Image and text datasets are widely used in many machine learning applications. To model the relationship between images and text, most multimodal Visio-linguistic models today rely on large datasets. Historically, these datasets were created by either manually captioning images or crawling the web and extracting the alt-text as the caption. While the former method produces higher-quality data, the intensive manual annotation process limits the amount of data produced. The automated extraction method can result in larger datasets. However, it requires either heuristics and careful filtering to ensure data quality or scaling-up models to achieve robust performance.
To overcome these limitations, Google research team created a high-quality, large-sized, multilingual dataset called the Wikipedia-Based Image Text (WIT) Dataset. It is created by extracting multiple text selections associated with an image from Wikipedia articles and Wikimedia image links.
The WIT Dataset
The researcher planned to create a large dataset without sacrificing quality or concept coverage. As a result, they began by utilizing the largest online encyclopedia available today: Wikipedia. They started selecting images from Wikipedia pages and extracted various image-text associations and surrounding contexts. This yielded a curated database of 37.5 million entity-rich image-text examples in 108 languages, with 11.5 million unique images.
They employed a rigorous filtering process to refine the data further and ensure data quality. The process includes:
- Text-based filtering that ensures caption availability, length, and quality
- Image-based filtering that ensures that each image is a specific size with permissible licensing
- Image-and-text-entity–based filtering to ensure research suitability (e.g., excluding those classified as hate speech).
Human editors were given a set of random picture captions to evaluate. They universally concluded that 98 percent of the samples had good image caption alignment.
The WIT dataset offers multiple benefits, and a few of them are listed below:
- Highly Multilingual: WIT is the first large-scale, multilingual, multimodal dataset, with data in 108 languages.
- First Contextual Image-Text Dataset: Most multimodal datasets simply provide a single text caption (or numerous copies of a similar phrase) for every image. WIT is the first dataset to include contextual data, which can aid academics in modeling the impact of context on image captions and image selection.
WIT’s major textual fields: text captions, and contextual information, in particular, could be beneficial for research. WIT has extensive coverage in each of these fields, as seen below.
- A High-Quality Training Set and Evaluation Benchmark: The WIT evaluation sets serve as a challenging benchmark, even for state-of-the-art methods, thanks to Wikipedia’s vast coverage of varied ideas.
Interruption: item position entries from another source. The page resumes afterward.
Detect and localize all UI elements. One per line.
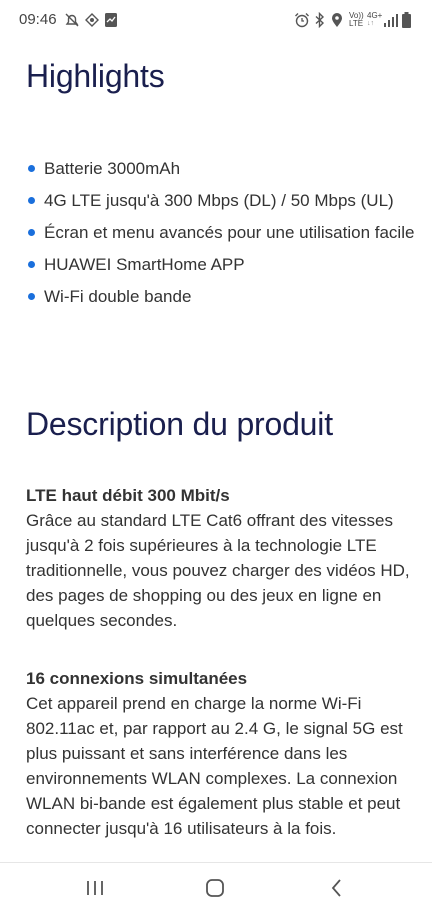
status-time: 09:46	[19, 11, 57, 28]
network-type-label: 4G+	[367, 11, 383, 20]
highlight-item	[26, 284, 416, 309]
highlights-list	[26, 156, 416, 316]
volte-label: Vo))	[349, 11, 364, 20]
description-title: Description du produit	[26, 406, 333, 442]
bullet-dot-icon	[28, 165, 35, 172]
highlight-item	[26, 188, 416, 213]
recent-apps-icon[interactable]	[84, 875, 106, 901]
highlight-item-text: 4G LTE jusqu'à 300 Mbps (DL) / 50 Mbps (UL)	[44, 191, 394, 210]
location-target-icon	[84, 12, 100, 28]
alarm-icon	[294, 12, 310, 28]
section-title: 16 connexions simultanées	[26, 669, 248, 688]
description-section	[26, 666, 416, 841]
notification-off-icon	[64, 12, 80, 28]
back-icon[interactable]	[326, 875, 348, 901]
highlights-title: Highlights	[26, 58, 165, 94]
battery-icon	[402, 12, 411, 28]
section-body: Grâce au standard LTE Cat6 offrant des vitesses jusqu'à 2 fois supérieures à la technologie LTE traditionnelle, vous pouvez charger des vidéos HD, des pages de shopping ou des jeux en ligne en quelques secondes.	[26, 511, 410, 630]
status-bar	[0, 0, 432, 40]
highlight-item	[26, 220, 416, 245]
bluetooth-icon	[314, 12, 326, 28]
bullet-dot-icon	[28, 261, 35, 268]
bullet-dot-icon	[28, 293, 35, 300]
bullet-dot-icon	[28, 197, 35, 204]
highlight-item	[26, 252, 416, 277]
signal-icon	[384, 12, 398, 28]
highlight-item-text: HUAWEI SmartHome APP	[44, 255, 245, 274]
location-icon	[331, 12, 343, 28]
highlight-item	[26, 156, 416, 181]
home-icon[interactable]	[204, 875, 226, 901]
highlight-item-text: Batterie 3000mAh	[44, 159, 181, 178]
product-page-content[interactable]	[0, 40, 432, 862]
bullet-dot-icon	[28, 229, 35, 236]
navigation-bar	[0, 862, 432, 912]
highlight-item-text: Écran et menu avancés pour une utilisation facile	[44, 223, 415, 242]
network-type-indicator: 4G+ ↓↑	[367, 11, 383, 27]
description-section	[26, 483, 416, 633]
highlight-item-text: Wi-Fi double bande	[44, 287, 192, 306]
volte-indicator	[349, 12, 364, 28]
lte-label: LTE	[349, 19, 364, 28]
section-title: LTE haut débit 300 Mbit/s	[26, 486, 230, 505]
section-body: Cet appareil prend en charge la norme Wi-Fi 802.11ac et, par rapport au 2.4 G, le signal 5G est plus puissant et sans interférence dans les environnements WLAN complexes. La connexion WLAN bi-bande est également plus stable et peut connecter jusqu'à 16 utilisateurs à la fois.	[26, 694, 403, 838]
gallery-icon	[104, 12, 118, 28]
The WIT test set has mean recall scores in the 40s for well-resourced languages and the 30s for under-resourced languages.
The team believes that the proposed dataset will help researchers to develop stronger, more robust models.
Under the Creative Commons license, the WIT dataset is available for download and use. In collaboration with Wikimedia Research and some external collaborators, Google AI announced that they would soon host a Kaggle competition using the WIT dataset.
Wikipedia has made accessible images at a 300-pixel resolution and Resnet-50–based image embeddings for the majority of the training and test datasets to aid research in this field. In addition to the WIT dataset, Kaggle will store all of this image data and give colab notebooks. Additionally, the participants will have access to a Kaggle discussion area to share code and communicate. This makes it simple for anyone interested in multimodality to get started and conduct experiments.